Okyanusun her katmanında mikroplastik bulundu

Mikroplastiklerin okyanusların yüzeyinde olduğu uzun zamandır bilinirken, 4 kıtadan araştırmacılardan oluşan bir ekip tüm derinliklerde plastik atıklar buldu

Okyanus derinlikleri boyunca mikroplastikler keşfedildi (Reuters)
Okyanus derinlikleri boyunca mikroplastikler keşfedildi (Reuters)
TT

Okyanusun her katmanında mikroplastik bulundu

Okyanus derinlikleri boyunca mikroplastikler keşfedildi (Reuters)
Okyanus derinlikleri boyunca mikroplastikler keşfedildi (Reuters)

Niamh Cavanagh 

Mikroplastikler o kadar yaygın ki okyanusun bilinen en derin yeri olan Mariana Çukuru'nda bile keşfedildi.
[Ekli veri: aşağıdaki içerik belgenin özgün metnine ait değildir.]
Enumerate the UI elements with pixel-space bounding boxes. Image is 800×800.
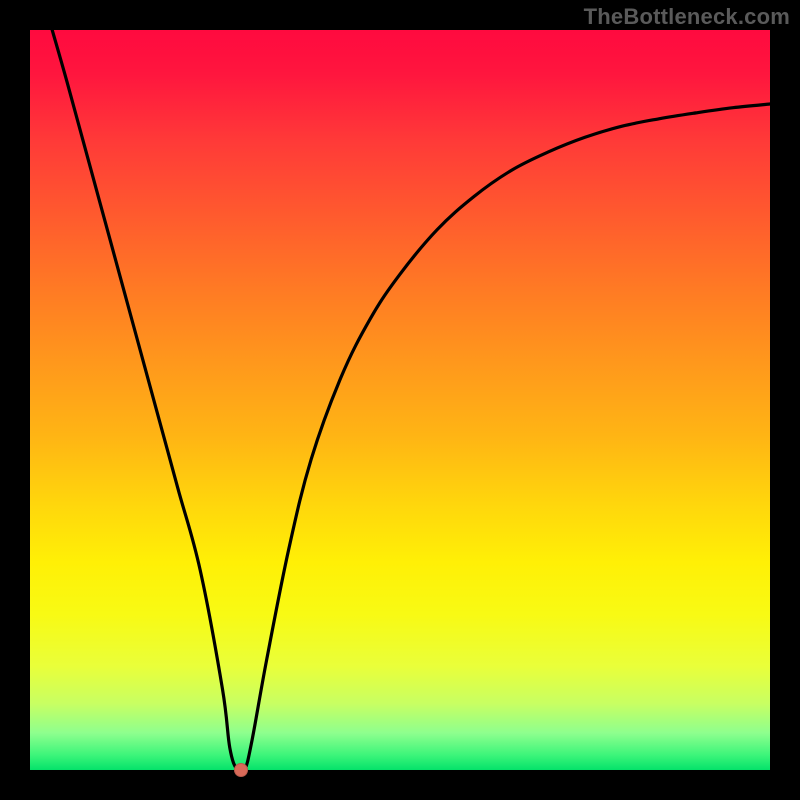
curve-path xyxy=(52,30,770,770)
plot-area xyxy=(30,30,770,770)
chart-container: TheBottleneck.com xyxy=(0,0,800,800)
marker-dot xyxy=(234,763,248,777)
curve-svg xyxy=(30,30,770,770)
watermark-text: TheBottleneck.com xyxy=(584,4,790,30)
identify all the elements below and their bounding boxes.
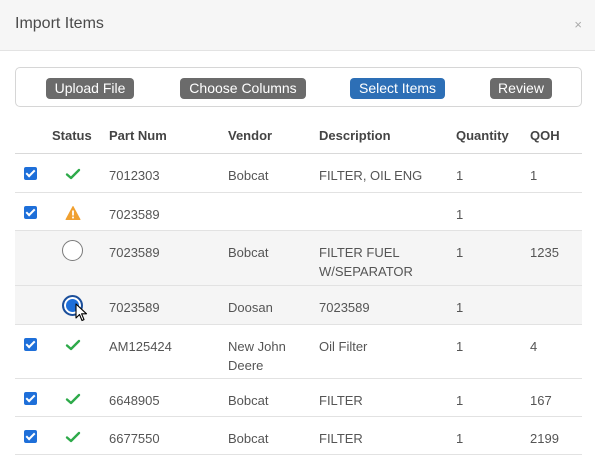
radio-button[interactable] — [62, 240, 83, 261]
description: FILTER, OIL ENG — [319, 168, 423, 183]
vendor: Bobcat — [228, 431, 269, 446]
table-header: Status Part Num Vendor Description Quant… — [15, 118, 582, 154]
quantity: 1 — [456, 300, 464, 315]
qoh: 1 — [530, 168, 538, 183]
header-qoh: QOH — [530, 128, 560, 143]
description: FILTER FUEL W/SEPARATOR — [319, 245, 413, 279]
table-row: 6677550 Bobcat FILTER 1 2199 — [15, 417, 582, 455]
description: FILTER — [319, 393, 363, 408]
table-row: 7023589 Bobcat FILTER FUEL W/SEPARATOR 1… — [15, 231, 582, 286]
vendor: Doosan — [228, 300, 273, 315]
step-upload-file[interactable]: Upload File — [46, 78, 134, 99]
table-row: 7023589 1 — [15, 193, 582, 231]
qoh: 1235 — [530, 245, 559, 260]
step-select-items[interactable]: Select Items — [350, 78, 445, 99]
qoh: 2199 — [530, 431, 559, 446]
check-icon — [65, 168, 81, 180]
table-row: 6648905 Bobcat FILTER 1 167 — [15, 379, 582, 417]
header-status: Status — [52, 128, 92, 143]
step-review[interactable]: Review — [490, 78, 552, 99]
table-row: 7023589 Doosan 7023589 1 — [15, 286, 582, 325]
step-choose-columns[interactable]: Choose Columns — [180, 78, 306, 99]
description: 7023589 — [319, 300, 370, 315]
mouse-cursor-icon — [75, 303, 88, 322]
part-num: AM125424 — [109, 339, 172, 354]
wizard-steps: Upload File Choose Columns Select Items … — [15, 67, 582, 107]
vendor: Bobcat — [228, 393, 269, 408]
qoh: 167 — [530, 393, 552, 408]
header-description: Description — [319, 128, 391, 143]
check-icon — [65, 339, 81, 351]
part-num: 6677550 — [109, 431, 160, 446]
items-table: Status Part Num Vendor Description Quant… — [15, 118, 582, 455]
quantity: 1 — [456, 207, 464, 222]
table-row: 7012303 Bobcat FILTER, OIL ENG 1 1 — [15, 154, 582, 193]
vendor: Bobcat — [228, 168, 269, 183]
description: FILTER — [319, 431, 363, 446]
row-checkbox[interactable] — [24, 392, 37, 405]
header-vendor: Vendor — [228, 128, 273, 143]
row-checkbox[interactable] — [24, 206, 37, 219]
part-num: 7023589 — [109, 207, 160, 222]
modal-header: Import Items × — [0, 0, 595, 51]
qoh: 4 — [530, 339, 538, 354]
part-num: 7023589 — [109, 300, 160, 315]
modal-title: Import Items — [15, 15, 104, 32]
header-quantity: Quantity — [456, 128, 509, 143]
quantity: 1 — [456, 168, 464, 183]
part-num: 7023589 — [109, 245, 160, 260]
quantity: 1 — [456, 339, 464, 354]
warning-icon — [65, 206, 81, 220]
check-icon — [65, 393, 81, 405]
close-button[interactable]: × — [574, 18, 582, 31]
quantity: 1 — [456, 393, 464, 408]
vendor: Bobcat — [228, 245, 269, 260]
row-checkbox[interactable] — [24, 167, 37, 180]
part-num: 6648905 — [109, 393, 160, 408]
part-num: 7012303 — [109, 168, 160, 183]
header-part-num: Part Num — [109, 128, 167, 143]
row-checkbox[interactable] — [24, 338, 37, 351]
table-row: AM125424 New John Deere Oil Filter 1 4 — [15, 325, 582, 379]
quantity: 1 — [456, 245, 464, 260]
check-icon — [65, 431, 81, 443]
quantity: 1 — [456, 431, 464, 446]
row-checkbox[interactable] — [24, 430, 37, 443]
vendor: New John Deere — [228, 339, 286, 373]
description: Oil Filter — [319, 339, 368, 354]
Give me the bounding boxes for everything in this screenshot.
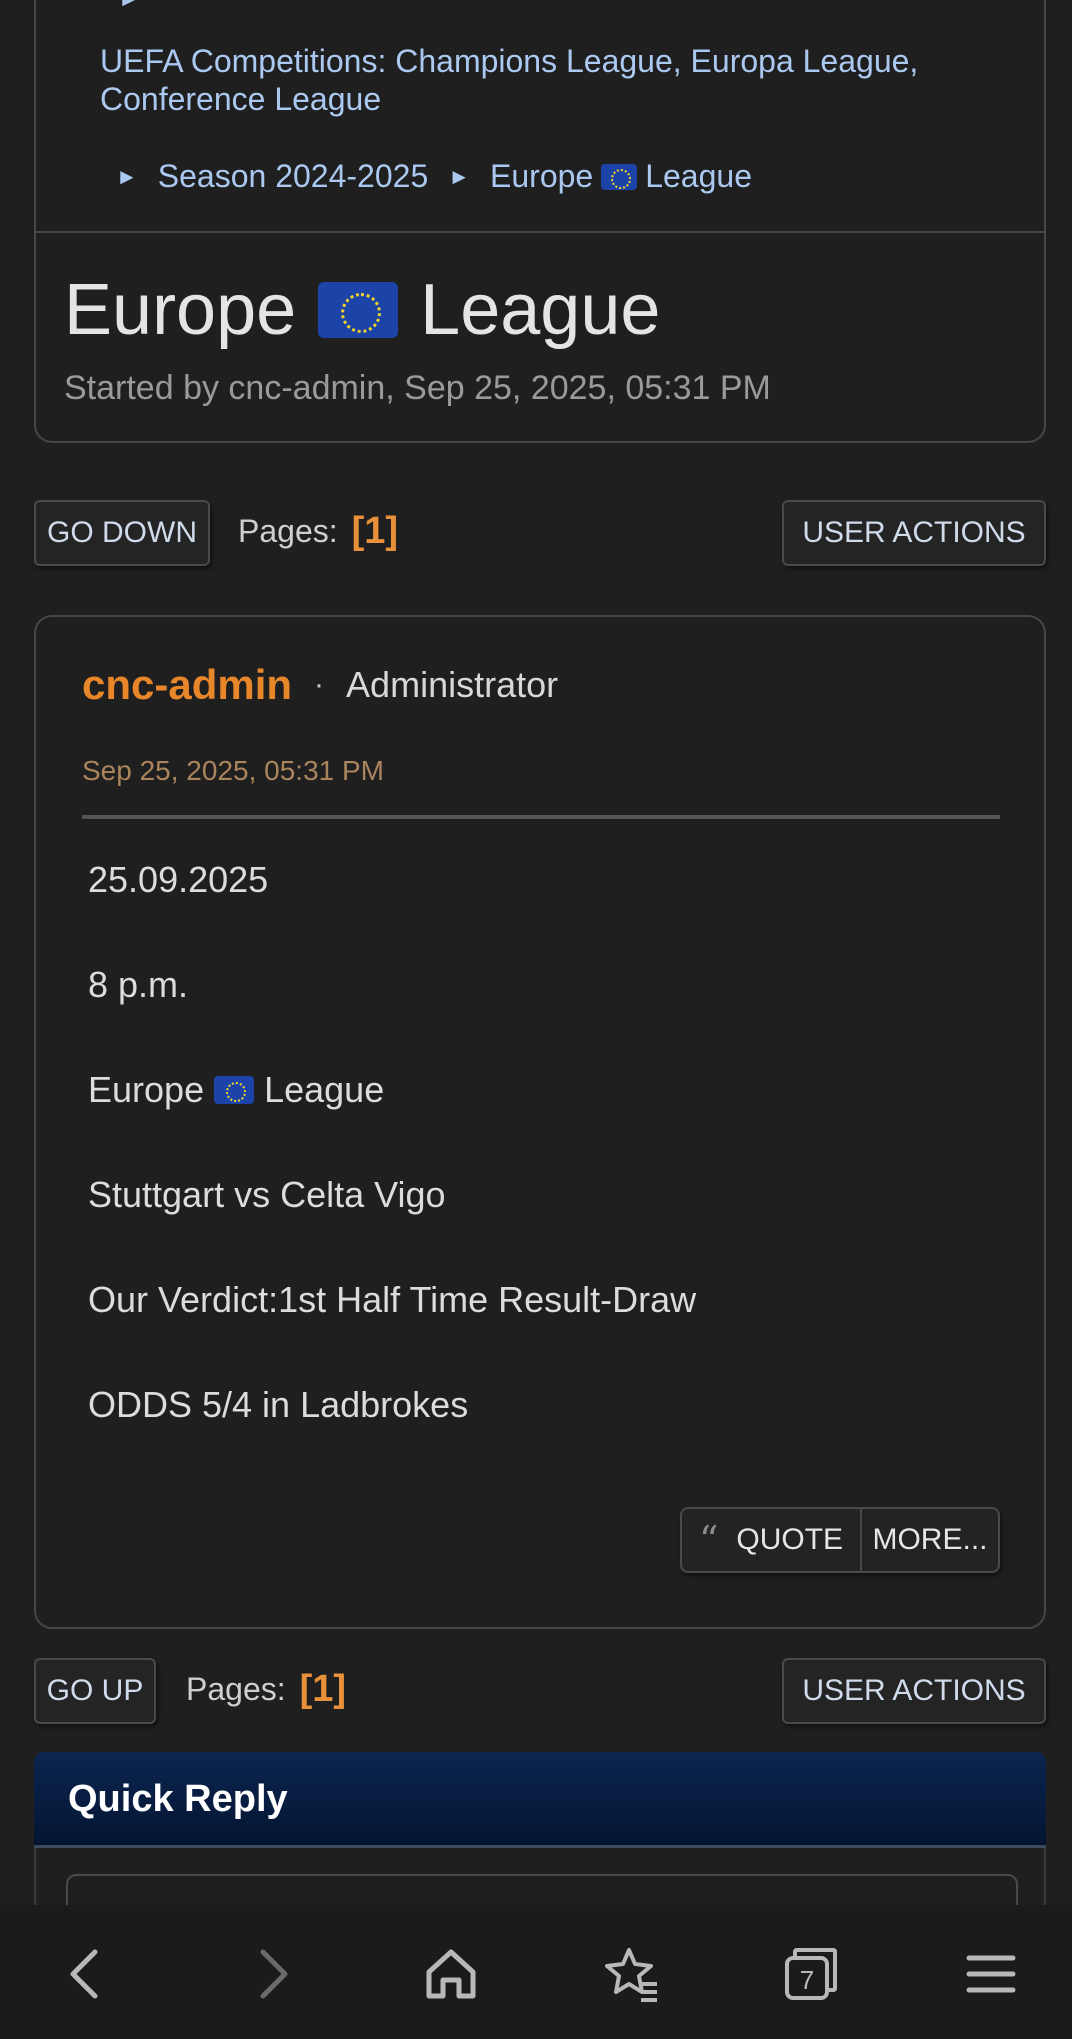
breadcrumb-link-season[interactable]: Season 2024-2025 <box>158 158 428 195</box>
quick-reply-body <box>34 1848 1046 1905</box>
breadcrumb-row: ► Season 2024-2025 ► Europe League <box>116 158 772 195</box>
post-line-match: Stuttgart vs Celta Vigo <box>88 1174 446 1215</box>
eu-flag-icon <box>318 282 399 338</box>
breadcrumb-label-after-flag: League <box>645 158 752 194</box>
user-actions-button[interactable]: USER ACTIONS <box>782 500 1046 566</box>
go-up-button[interactable]: GO UP <box>34 1658 156 1724</box>
forward-icon[interactable] <box>236 1939 306 2009</box>
eu-flag-icon <box>214 1076 255 1104</box>
post-actions: “ QUOTE MORE... <box>680 1507 1000 1573</box>
quick-reply-title: Quick Reply <box>68 1778 288 1820</box>
breadcrumb-arrow-icon: ► <box>118 0 140 12</box>
post-author: cnc-admin · Administrator <box>82 661 558 709</box>
breadcrumb-arrow-icon: ► <box>448 163 471 189</box>
league-after-flag: League <box>264 1069 385 1110</box>
breadcrumb: ► UEFA Competitions: Champions League, E… <box>34 0 1046 233</box>
breadcrumb-link-uefa-competitions[interactable]: UEFA Competitions: Champions League, Eur… <box>100 42 1000 118</box>
post-date[interactable]: Sep 25, 2025, 05:31 PM <box>82 755 384 787</box>
page-title: Europe League <box>64 269 660 351</box>
bookmarks-icon[interactable] <box>596 1939 666 2009</box>
topic-header: Europe League Started by cnc-admin, Sep … <box>34 233 1046 443</box>
tabs-icon[interactable]: 7 <box>776 1939 846 2009</box>
menu-icon[interactable] <box>956 1939 1026 2009</box>
browser-toolbar: 7 <box>0 1905 1072 2039</box>
topic-meta: Started by cnc-admin, Sep 25, 2025, 05:3… <box>64 369 771 407</box>
page-link-1[interactable]: [1] <box>300 1668 346 1711</box>
post-line-odds: ODDS 5/4 in Ladbrokes <box>88 1384 469 1425</box>
post-divider <box>82 815 1000 819</box>
quote-button[interactable]: “ QUOTE <box>680 1507 862 1573</box>
more-button[interactable]: MORE... <box>862 1507 1000 1573</box>
author-name[interactable]: cnc-admin <box>82 661 292 709</box>
post-card: cnc-admin · Administrator Sep 25, 2025, … <box>34 615 1046 1629</box>
pagination: Pages: [1] <box>238 510 398 553</box>
breadcrumb-arrow-icon: ► <box>116 163 138 189</box>
forum-page: ► UEFA Competitions: Champions League, E… <box>0 0 1072 1905</box>
quick-reply-header: Quick Reply <box>34 1752 1046 1848</box>
post-line-league: Europe League <box>88 1069 384 1111</box>
top-pagination-bar: GO DOWN Pages: [1] USER ACTIONS <box>34 500 1046 566</box>
page-link-1[interactable]: [1] <box>352 510 398 553</box>
quote-label: QUOTE <box>736 1523 844 1556</box>
author-separator: · <box>314 668 325 701</box>
breadcrumb-label-before-flag: Europe <box>490 158 594 194</box>
quick-reply-input[interactable] <box>66 1874 1018 1905</box>
user-actions-button[interactable]: USER ACTIONS <box>782 1658 1046 1724</box>
pagination: Pages: [1] <box>186 1668 346 1711</box>
title-after-flag: League <box>420 270 661 350</box>
quote-icon: “ <box>698 1518 719 1562</box>
pages-label: Pages: <box>186 1671 286 1707</box>
eu-flag-icon <box>601 163 638 190</box>
back-icon[interactable] <box>52 1939 122 2009</box>
breadcrumb-link-europe-league[interactable]: Europe League <box>490 158 752 195</box>
post-line-verdict: Our Verdict:1st Half Time Result-Draw <box>88 1279 697 1320</box>
league-before-flag: Europe <box>88 1069 205 1110</box>
home-icon[interactable] <box>416 1939 486 2009</box>
title-before-flag: Europe <box>64 270 297 350</box>
bottom-pagination-bar: GO UP Pages: [1] USER ACTIONS <box>34 1658 1046 1724</box>
pages-label: Pages: <box>238 513 338 549</box>
tab-count: 7 <box>800 1965 814 1995</box>
go-down-button[interactable]: GO DOWN <box>34 500 210 566</box>
author-role: Administrator <box>346 664 559 705</box>
post-line-time: 8 p.m. <box>88 964 189 1005</box>
post-line-date: 25.09.2025 <box>88 859 269 900</box>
Okyanusların yüzeyinde mikroplastik olduğu uzun zamandır bilinirken, 4 kıtadan araştırmacılardan oluşan bir ekip tüm okyanus katmanlarında plastik atıklar buldu.

Çarşamba günü hakemli dergi Nature'da yayımlanan yeni bir çalışmada, 2014'ten 2024'e kadarki 10 yıl boyunca dünya çapında çeşitli derinliklerdeki 1885 noktadan veri toplandı.

5 milimetreden küçük plastik parçacıkları ifade eden mikroplastikler, daha büyük plastik ürünler parçalandığında ortaya çıkıyor.

Daha önceki çalışmalarda Antarktika'daki deniz buzu ve Arktik'teki karda parçacıklar keşfedilmişti ancak son araştırma, plastik atıkların gezegenin okyanuslarının derinliklerini istila ettiğini doğruluyor.

Plastik atıklar dünyanın en derin noktasında, Büyük Okyanus'taki Mariana Çukuru'nda keşfedildi. Bilim insanları yaklaşık 6 bin 700 metre derinlikte metreküp başına 13 bin 500 parçacık buldu.

Japonya Deniz-Yer Bilimleri ve Teknolojisi Ajansı'ndan araştırmacı Shiye Zhao, El Pais'e yaptığı açıklamada, "Minik boyutları nedeniyle küçük parçalar, daha büyük makroplastikler ve mikroplastiklere kıyasla çok yavaş batar ve su sütununda daha eşit dağılma eğilimi gösterir" diyor.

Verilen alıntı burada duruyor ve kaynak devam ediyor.